Chegou-se a criar situações de extrema
confusão e algum pânico entre os elementos que eram suposto virem em nosso
apoio, confundindo o som das saídas das nossas armas com as das tropas IN.
No
dia seguinte e prosseguindo a sua política de desmoralização das nossas tropas,
a emissão de rádio ao serviço do IN, pela voz da Maria Turra, declarava ter
atacado o Bachile, ter destruído casernas e outros edifícios, anunciando também
terem flagelado ou destruído viaturas em numero superior às existentes na nossa
frota e terem feito um numero exagerado de vítimas mortais entre os brancos e
causado grande número de feridos.
Era
também prática habitual, indicarem o nome de alguns dos nossos camaradas e seus
familiares em tons altamente depreciativos, com a pura intenção de desmoralizar
o pessoal.
Recordo
a situação em que após este ataque, terem descrito correctamente qual a minha
arma e a sua localização, referindo ainda que o cabo Branco, já não iria passar
o próximo Natal à metrópole.
Durante
alguns dias são bem evidentes as marcas e os efeitos dos acontecimentos,
seguindo-se depois um balanço pormenorizado dos mesmos.

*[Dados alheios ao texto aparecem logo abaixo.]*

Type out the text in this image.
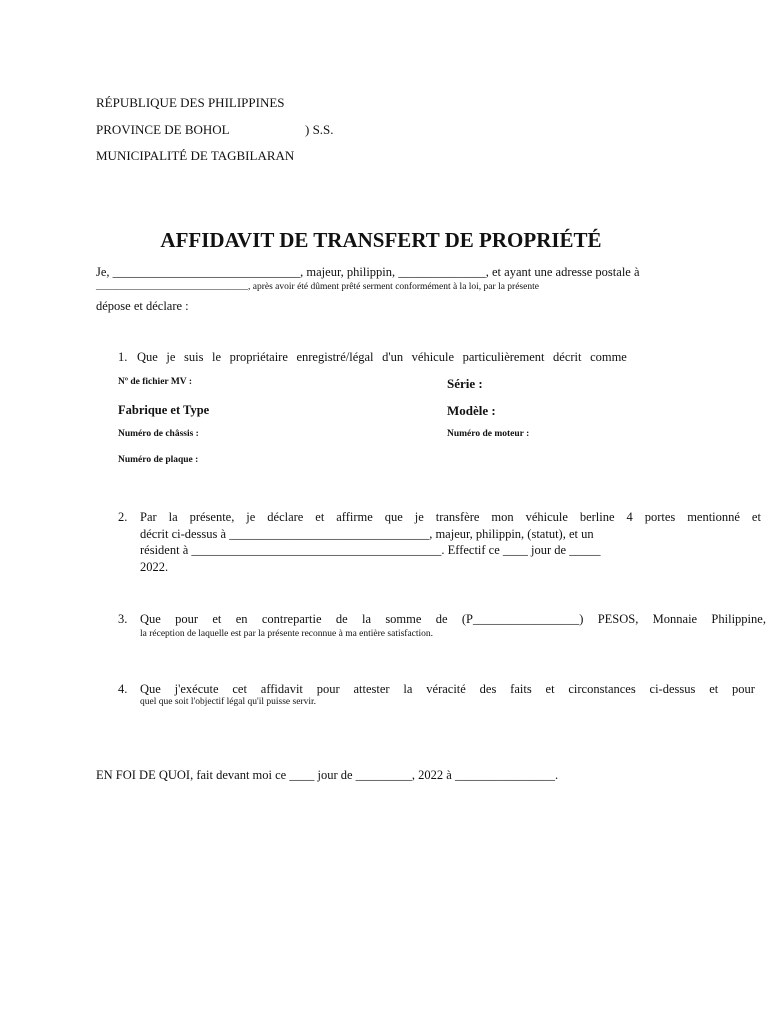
RÉPUBLIQUE DES PHILIPPINES

PROVINCE DE BOHOL	) S.S.

MUNICIPALITÉ DE TAGBILARAN

AFFIDAVIT DE TRANSFERT DE PROPRIÉTÉ

Je, ______________________________, majeur, philippin, ______________, et ayant une adresse postale à

________________________________, après avoir été dûment prêté serment conformément à la loi, par la présente

dépose et déclare :

1. Que je suis le propriétaire enregistré/légal d'un véhicule particulièrement décrit comme

Nº de fichier MV :	Série :

Fabrique et Type	Modèle :

Numéro de châssis :	Numéro de moteur :

Numéro de plaque :

2. Par la présente, je déclare et affirme que je transfère mon véhicule berline 4 portes mentionné et

décrit ci-dessus à ________________________________, majeur, philippin, (statut), et un

résident à ________________________________________. Effectif ce ____ jour de _____

2022.

3. Que pour et en contrepartie de la somme de (P_________________) PESOS, Monnaie Philippine,

la réception de laquelle est par la présente reconnue à ma entière satisfaction.

4. Que j'exécute cet affidavit pour attester la véracité des faits et circonstances ci-dessus et pour

quel que soit l'objectif légal qu'il puisse servir.

EN FOI DE QUOI, fait devant moi ce ____ jour de _________, 2022 à ________________.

Era da minha competência a análise ao tipo de
munições consumidas e a respectiva quantidade, elaborando um completo e
pormenorizado relatório a ser enviado ao quartel-general para posterior
apreciação.
Num
dos ataques, considerado de duração média, após o envio do respectivo relatório
para o centro de operações do quartel-general em Bissau, fomos alvo de uma
informação extremamente crítica, considerando exagerada a quantidade de munições
gastas para um ataque com a duração de cerca de trinta minutos.
Este
é apenas mais um exemplo das várias contradições e situações algo caricatas em
que esta guerra foi fértil.
Outros
foram os momentos igualmente no mínimo curiosos, numa guerra recheada de
situações pouco esclarecidas. Numa das visitas efectuadas ao nosso quartel pelo
general Spínola e sua comitiva, bem cedo os operacionais da Força Aérea,
patrulharam minuciosamente a zona próxima como habitualmente nestas situações
sem que nada de anormal fosse verificado.
Depois
de ter passado o dia no quartel de uma forma bastante descontraída e sem
grandes preocupações de segurança, preparou-se ao fim do dia o seu regresso a
Bissau organizando uma pequena escolta em redor do helicóptero.
De
novo antes da partida o mesmo procedimento junto da área envolvente ao Bachile
sem que nada de registo fosse assinalado.
Terminada
a visita um pouco antes das vinte horas, porque aos helicópteros não era
permitido voar sem luz natural, passados pouco mais de quinze minutos após a
retirada da comitiva, sofremos mais um forte ataque com origem de uma posição
pouco habitual e nada esperada.
Aliás
os ataques tinham quase sempre proveniência de locais e posições diferenciadas,
quando previamente tínhamos as nossas armas de prevenção direccionadas para um
determinado ponto, em nosso entender o mais adequado face às informações
obtidas e aos estudos feitos pelo comandante de companhia e o seu grupo
operacional responsável, era-mos surpreendidos com acções surgidas quase sempre
de um lado oposto, permitindo desde logo ao IN, ganhar algum tempo.
As
forças do PAIGC adoptavam nas suas operações uma disposição de homens no
terreno já bem conhecida das NT, que consistia numa primeira linha a colocação
de armas ligeiras Kalash (espingarda automática A K 47, calibre 7,62mm)
seguidas dos RPG e só
depois em posições mais recuadas os morteiros 61mm e os de 82mm.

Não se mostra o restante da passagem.